Gli itinerari proposti in questo capitolo, si muovono tra il Passo di Pradarena ed il Passo delle Radici, dove si innalzano le vette più alte del Parco Nazionale dell'Appennino Tosco-Emiliano: il monte Prado e soprattutto il monte Cusna, che delimitano uno spazio naturale incontaminato di vaste proporzioni.

A cavallo tra la valle del Serchio e la valle del Secchia, si attraversa un vasto repertorio di paesaggi, dalle foreste alle parterie, dai vaccinati alle ripide pareti rocciose degli "schiocchi" scavati dai torrenti.

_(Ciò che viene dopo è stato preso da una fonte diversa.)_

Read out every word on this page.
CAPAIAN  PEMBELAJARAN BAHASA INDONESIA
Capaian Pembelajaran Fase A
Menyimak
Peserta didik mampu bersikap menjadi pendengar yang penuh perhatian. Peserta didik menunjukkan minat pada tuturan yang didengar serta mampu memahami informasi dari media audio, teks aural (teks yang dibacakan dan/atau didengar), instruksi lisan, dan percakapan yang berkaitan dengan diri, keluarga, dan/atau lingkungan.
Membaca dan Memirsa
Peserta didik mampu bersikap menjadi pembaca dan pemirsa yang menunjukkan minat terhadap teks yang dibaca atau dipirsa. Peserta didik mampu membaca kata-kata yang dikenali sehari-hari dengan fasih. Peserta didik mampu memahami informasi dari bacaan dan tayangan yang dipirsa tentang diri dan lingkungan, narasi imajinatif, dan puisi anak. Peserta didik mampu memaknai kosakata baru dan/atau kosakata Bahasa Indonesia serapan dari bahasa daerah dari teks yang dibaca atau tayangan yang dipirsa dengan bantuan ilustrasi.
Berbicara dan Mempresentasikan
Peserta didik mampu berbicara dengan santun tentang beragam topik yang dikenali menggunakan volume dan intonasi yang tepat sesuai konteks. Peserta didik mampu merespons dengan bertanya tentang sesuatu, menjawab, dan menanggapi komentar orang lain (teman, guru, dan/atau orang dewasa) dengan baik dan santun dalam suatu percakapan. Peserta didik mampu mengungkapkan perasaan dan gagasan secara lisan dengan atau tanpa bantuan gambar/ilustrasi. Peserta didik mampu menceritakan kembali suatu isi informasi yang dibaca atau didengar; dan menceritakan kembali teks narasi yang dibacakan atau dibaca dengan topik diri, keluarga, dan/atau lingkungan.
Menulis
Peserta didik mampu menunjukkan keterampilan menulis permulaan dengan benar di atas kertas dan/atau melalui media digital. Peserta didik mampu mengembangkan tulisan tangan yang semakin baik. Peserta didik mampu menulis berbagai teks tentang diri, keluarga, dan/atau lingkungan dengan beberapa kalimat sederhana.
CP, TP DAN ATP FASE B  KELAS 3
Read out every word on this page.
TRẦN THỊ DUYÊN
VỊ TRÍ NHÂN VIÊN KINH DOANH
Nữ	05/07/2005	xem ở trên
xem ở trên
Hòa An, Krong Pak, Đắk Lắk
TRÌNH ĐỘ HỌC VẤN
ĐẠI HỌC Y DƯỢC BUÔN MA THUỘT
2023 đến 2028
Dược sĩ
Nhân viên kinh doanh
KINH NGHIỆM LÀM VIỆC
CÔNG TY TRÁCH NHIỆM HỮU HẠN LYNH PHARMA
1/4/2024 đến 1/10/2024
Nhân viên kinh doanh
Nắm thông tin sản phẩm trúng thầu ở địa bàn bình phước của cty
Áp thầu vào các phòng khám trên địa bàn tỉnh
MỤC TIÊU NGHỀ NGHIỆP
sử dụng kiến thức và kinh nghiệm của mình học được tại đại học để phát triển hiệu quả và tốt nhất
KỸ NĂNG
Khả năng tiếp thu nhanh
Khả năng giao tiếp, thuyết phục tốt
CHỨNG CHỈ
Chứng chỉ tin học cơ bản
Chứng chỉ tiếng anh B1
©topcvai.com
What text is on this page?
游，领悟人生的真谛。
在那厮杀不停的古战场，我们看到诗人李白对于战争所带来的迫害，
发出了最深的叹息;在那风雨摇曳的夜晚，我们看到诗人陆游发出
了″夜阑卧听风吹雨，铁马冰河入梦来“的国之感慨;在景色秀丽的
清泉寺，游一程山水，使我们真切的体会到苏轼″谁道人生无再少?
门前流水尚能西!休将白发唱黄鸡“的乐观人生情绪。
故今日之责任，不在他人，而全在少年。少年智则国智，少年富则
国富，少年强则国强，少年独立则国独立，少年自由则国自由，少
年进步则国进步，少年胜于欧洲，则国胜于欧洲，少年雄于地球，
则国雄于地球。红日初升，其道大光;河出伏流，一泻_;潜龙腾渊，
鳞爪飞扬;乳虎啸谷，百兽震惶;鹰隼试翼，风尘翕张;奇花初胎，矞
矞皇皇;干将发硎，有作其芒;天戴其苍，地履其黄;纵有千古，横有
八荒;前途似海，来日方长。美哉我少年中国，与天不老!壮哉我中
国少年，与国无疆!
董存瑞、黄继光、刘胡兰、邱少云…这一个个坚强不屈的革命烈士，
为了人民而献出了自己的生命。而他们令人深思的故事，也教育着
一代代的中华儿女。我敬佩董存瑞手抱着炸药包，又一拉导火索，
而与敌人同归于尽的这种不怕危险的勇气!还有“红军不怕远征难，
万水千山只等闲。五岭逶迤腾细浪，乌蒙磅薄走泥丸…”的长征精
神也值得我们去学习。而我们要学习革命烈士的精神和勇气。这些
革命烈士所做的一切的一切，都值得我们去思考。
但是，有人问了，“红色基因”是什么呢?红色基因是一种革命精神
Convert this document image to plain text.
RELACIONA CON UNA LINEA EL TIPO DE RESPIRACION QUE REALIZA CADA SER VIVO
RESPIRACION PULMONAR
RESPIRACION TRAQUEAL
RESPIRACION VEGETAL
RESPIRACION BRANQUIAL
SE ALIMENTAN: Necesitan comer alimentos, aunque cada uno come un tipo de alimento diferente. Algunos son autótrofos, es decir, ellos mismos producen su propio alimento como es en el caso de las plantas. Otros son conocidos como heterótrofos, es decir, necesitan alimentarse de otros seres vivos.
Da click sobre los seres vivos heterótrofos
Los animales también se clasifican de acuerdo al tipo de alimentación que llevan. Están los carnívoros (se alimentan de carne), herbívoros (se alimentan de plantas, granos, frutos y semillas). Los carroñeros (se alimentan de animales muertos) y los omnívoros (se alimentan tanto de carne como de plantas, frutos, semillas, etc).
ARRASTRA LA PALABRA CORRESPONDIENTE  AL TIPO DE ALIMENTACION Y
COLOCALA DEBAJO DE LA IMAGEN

In questo contesto di grande naturalità, la presenza dell'uomo e delle sue attività non è mai stata del tutto marginale: i tre principali valichi, il Passo di Pradarena, il Passo delle Fòrbici ed il Passo delle Radici, sono stati frequentati dall'antichità e percorsi da vere e proprie strade, dotate di ospitali e torri di vedetta, fin dall'alto medioevo. I domini della contessa Matilde di Canossa si estendevano in queste terre ed i castelli a lei più cari sorgevano sulla collina reggiana, a Canossa ed a Carpineti. Accanto a tutto questo, la storia degli umili: pastori, contadini, boscaioli, arrotini, braccianti e quant'altro.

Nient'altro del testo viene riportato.